J'aime le cinéma de Samuel Fuller, ses films de guerre ( Au-delà de la gloire, Ordres secrets aux espions nazis ), ses films noirs ( Les Bas-fonds new-yorkais ). Il ne carbure pas à l'eau tiède, et il a toujours pris de la distance avec le cahier des charges hollywoodien du lisse et du consensuel.
J'ai jadis vu
Shock Corridor, film dérangeant s'il en est, scénarisé et réalisé par ses soins. J'ignorais qu'il existait une novelisation, signée
Michaël Avallone, prolifique auteur de pulp. Apparemment Fuller qui n'était pas au courant, a rué dans les brancards et obtenu que son nom figure sur la couverture. Après tout, c'est à lui que l'on doit l'histoire et les dialogues de cette immersion déplaisante dans l'univers des hôpitaux psychiatriques. le thème n'est pas nouveau, la pionnière du journalisme « en immersion », la remarquable
Nellie Bly , l'a déjà fait en 1887 dans
10 jours dans un asile. Alors sortons la camisole et voyons ce que vaut ce brûlot édité dans la Noire.
Johnny Barrett est un journaliste qui vise le Pulitzer. Pour résoudre une énigme digne de Rouletabille, l'assassinat d'un patient dans un hôpital psychiatrique, il se fait admettre dans l'asile en prétextant être sexuellement attiré par sa soeur. Sa complice et « soeur » Cathy, est réticente: «
Mark Twain n'a pas eu besoin de psychanalyser Tom Sawyer rétorqua-t-elle. Dickens n'a pas fait raconter ses rêves à
Oliver Twist sous prétexte que celui-ci avait faim. C'est la personnalité de l'auteur qui fait ce que vous appelez dans votre jargon « la bonne copie ». »
Assez rapidement, Barrrett trouve trois témoins du meurtre, et pas des moindres: un activiste noir qui se prend pour un suprémaciste blanc, un scientifique spécialisé dans l'atome, et un ancien GI retourné par les vietcongs qui croit être un général sudiste.
Bien évidemment, l'environnement anxiogène, et le fameux couloir central de l'hôpital vont avoir une influence néfaste sur l'état mental du journaliste.
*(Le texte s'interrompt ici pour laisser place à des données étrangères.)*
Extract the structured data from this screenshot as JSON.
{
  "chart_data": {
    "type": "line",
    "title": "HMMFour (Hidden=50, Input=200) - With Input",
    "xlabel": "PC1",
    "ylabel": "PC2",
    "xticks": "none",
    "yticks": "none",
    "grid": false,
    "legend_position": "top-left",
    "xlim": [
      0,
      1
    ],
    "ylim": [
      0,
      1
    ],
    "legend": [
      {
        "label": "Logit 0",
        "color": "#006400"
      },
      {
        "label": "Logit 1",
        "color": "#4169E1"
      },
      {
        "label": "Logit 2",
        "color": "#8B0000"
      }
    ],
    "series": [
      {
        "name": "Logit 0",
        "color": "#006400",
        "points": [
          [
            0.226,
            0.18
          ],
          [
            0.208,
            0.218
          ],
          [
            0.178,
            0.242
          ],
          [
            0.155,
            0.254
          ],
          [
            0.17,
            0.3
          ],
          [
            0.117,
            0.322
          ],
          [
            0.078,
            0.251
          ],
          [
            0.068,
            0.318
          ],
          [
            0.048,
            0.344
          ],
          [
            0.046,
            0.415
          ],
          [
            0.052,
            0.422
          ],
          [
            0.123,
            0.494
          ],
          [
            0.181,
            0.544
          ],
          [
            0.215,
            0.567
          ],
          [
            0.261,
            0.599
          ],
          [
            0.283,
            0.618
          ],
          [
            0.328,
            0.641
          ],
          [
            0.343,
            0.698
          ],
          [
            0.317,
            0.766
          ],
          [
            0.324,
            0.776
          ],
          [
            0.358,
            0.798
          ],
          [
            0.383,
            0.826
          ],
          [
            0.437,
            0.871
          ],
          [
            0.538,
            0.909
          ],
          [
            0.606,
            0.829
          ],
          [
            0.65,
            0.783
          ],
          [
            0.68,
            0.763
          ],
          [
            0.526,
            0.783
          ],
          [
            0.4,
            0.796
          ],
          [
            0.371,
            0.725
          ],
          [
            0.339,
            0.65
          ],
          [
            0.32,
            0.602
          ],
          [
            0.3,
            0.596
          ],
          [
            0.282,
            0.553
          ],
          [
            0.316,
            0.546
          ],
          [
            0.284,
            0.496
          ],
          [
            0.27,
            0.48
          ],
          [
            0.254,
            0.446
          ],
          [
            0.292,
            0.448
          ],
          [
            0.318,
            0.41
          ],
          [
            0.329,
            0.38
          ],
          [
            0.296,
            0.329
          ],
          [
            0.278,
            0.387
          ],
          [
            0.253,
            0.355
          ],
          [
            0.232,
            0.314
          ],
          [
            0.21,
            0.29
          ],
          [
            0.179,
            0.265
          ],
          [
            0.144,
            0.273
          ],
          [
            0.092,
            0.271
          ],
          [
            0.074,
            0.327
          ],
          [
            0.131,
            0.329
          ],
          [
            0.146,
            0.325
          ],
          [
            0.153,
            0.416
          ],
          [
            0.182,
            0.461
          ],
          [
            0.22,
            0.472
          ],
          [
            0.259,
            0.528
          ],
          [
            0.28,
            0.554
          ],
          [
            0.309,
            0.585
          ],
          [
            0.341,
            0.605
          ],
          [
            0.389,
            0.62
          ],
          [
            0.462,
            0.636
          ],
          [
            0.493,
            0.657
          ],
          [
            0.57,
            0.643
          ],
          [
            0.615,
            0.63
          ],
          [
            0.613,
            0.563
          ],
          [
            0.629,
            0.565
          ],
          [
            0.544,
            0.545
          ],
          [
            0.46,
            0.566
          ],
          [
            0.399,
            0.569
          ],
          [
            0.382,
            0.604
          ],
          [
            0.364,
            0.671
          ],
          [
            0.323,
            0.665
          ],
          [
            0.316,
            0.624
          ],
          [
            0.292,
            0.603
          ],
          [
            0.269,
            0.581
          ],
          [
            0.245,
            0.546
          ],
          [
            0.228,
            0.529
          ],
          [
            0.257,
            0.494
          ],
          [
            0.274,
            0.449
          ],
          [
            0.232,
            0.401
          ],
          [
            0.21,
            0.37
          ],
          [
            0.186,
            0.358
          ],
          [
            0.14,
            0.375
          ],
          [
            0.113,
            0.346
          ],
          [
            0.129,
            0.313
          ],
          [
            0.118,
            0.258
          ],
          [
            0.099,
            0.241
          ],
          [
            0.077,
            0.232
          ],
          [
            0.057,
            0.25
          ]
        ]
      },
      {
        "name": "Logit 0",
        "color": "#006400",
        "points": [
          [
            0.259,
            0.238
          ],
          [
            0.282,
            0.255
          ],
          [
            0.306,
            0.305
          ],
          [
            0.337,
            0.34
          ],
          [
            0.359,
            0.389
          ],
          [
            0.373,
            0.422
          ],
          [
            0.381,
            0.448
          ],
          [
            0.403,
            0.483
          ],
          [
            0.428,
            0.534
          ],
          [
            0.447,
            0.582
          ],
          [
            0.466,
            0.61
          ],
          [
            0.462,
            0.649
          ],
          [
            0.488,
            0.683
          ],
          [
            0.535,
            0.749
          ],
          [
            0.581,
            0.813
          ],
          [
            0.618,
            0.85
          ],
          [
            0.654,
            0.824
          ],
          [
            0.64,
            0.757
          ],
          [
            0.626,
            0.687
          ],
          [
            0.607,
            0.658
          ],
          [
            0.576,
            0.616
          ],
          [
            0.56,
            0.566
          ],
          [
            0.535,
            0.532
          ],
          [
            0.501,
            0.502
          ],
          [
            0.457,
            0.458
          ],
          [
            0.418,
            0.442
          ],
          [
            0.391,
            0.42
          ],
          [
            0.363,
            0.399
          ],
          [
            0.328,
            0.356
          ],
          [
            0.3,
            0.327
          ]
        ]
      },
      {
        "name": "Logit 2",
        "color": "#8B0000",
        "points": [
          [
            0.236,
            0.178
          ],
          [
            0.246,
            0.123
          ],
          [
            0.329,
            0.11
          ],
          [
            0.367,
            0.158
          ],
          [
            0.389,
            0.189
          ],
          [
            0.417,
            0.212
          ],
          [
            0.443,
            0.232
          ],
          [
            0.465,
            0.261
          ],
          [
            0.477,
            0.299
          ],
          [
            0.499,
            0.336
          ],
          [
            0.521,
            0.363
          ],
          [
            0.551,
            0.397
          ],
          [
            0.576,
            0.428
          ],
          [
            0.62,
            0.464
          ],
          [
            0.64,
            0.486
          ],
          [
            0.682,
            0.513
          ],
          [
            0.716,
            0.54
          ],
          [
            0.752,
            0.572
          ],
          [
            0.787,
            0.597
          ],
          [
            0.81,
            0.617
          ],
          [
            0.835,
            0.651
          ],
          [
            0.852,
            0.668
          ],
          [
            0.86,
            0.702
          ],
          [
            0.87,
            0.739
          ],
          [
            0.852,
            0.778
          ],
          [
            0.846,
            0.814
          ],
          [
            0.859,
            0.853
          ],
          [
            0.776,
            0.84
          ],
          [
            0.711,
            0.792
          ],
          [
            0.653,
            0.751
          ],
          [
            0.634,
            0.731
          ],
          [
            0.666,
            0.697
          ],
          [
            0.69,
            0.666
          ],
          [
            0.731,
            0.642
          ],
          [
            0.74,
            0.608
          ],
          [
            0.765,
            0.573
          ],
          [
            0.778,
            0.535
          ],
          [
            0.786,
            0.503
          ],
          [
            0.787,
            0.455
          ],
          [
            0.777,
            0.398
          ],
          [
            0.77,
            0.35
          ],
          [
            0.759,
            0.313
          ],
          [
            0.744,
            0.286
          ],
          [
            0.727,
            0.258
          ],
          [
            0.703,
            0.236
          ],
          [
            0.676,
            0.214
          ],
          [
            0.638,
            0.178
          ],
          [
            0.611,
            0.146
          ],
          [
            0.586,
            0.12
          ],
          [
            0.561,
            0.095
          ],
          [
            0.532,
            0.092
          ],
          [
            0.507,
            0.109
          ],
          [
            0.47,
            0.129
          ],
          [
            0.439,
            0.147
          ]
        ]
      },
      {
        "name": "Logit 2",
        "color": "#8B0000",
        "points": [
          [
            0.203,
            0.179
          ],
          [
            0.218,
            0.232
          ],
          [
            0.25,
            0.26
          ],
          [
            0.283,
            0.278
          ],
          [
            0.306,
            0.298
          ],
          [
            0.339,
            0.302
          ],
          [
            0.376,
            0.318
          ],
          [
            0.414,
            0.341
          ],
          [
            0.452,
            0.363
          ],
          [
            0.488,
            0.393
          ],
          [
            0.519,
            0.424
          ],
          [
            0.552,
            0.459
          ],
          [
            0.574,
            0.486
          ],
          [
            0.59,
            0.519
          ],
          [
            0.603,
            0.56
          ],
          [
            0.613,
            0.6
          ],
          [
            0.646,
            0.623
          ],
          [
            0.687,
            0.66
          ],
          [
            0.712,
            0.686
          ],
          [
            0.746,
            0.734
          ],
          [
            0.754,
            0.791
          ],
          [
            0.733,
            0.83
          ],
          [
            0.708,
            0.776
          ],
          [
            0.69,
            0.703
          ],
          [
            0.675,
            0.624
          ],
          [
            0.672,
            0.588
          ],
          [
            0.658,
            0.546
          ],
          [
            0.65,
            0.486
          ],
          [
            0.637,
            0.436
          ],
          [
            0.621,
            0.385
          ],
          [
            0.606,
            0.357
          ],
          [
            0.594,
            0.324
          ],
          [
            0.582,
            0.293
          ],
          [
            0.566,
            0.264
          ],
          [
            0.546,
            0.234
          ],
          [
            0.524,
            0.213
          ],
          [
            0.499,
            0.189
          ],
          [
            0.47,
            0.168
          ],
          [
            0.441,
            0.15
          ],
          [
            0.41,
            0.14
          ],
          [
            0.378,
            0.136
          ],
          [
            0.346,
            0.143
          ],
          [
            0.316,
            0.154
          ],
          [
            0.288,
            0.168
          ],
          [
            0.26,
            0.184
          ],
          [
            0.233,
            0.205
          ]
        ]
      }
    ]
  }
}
Autant le film de Samuel Fuller était politique, mettant l'accent sur les grands maux de l'Amérique, le racisme, le maccarthysme, la course effrénée à l'armement, la soif de gloire, autant le roman m'a semblé mettre l'accent sur l'enquête et l'aspect sinistre de la psychiatrie. L'hôpital n'est plus un endroit où l'on prend soin des patients, mais une rue sans issue gérée par des imposteurs en blouse blanche incapables de détecter un journaliste qui simule mais qui peuvent détruire les esprits sains. A lire et à voir donc.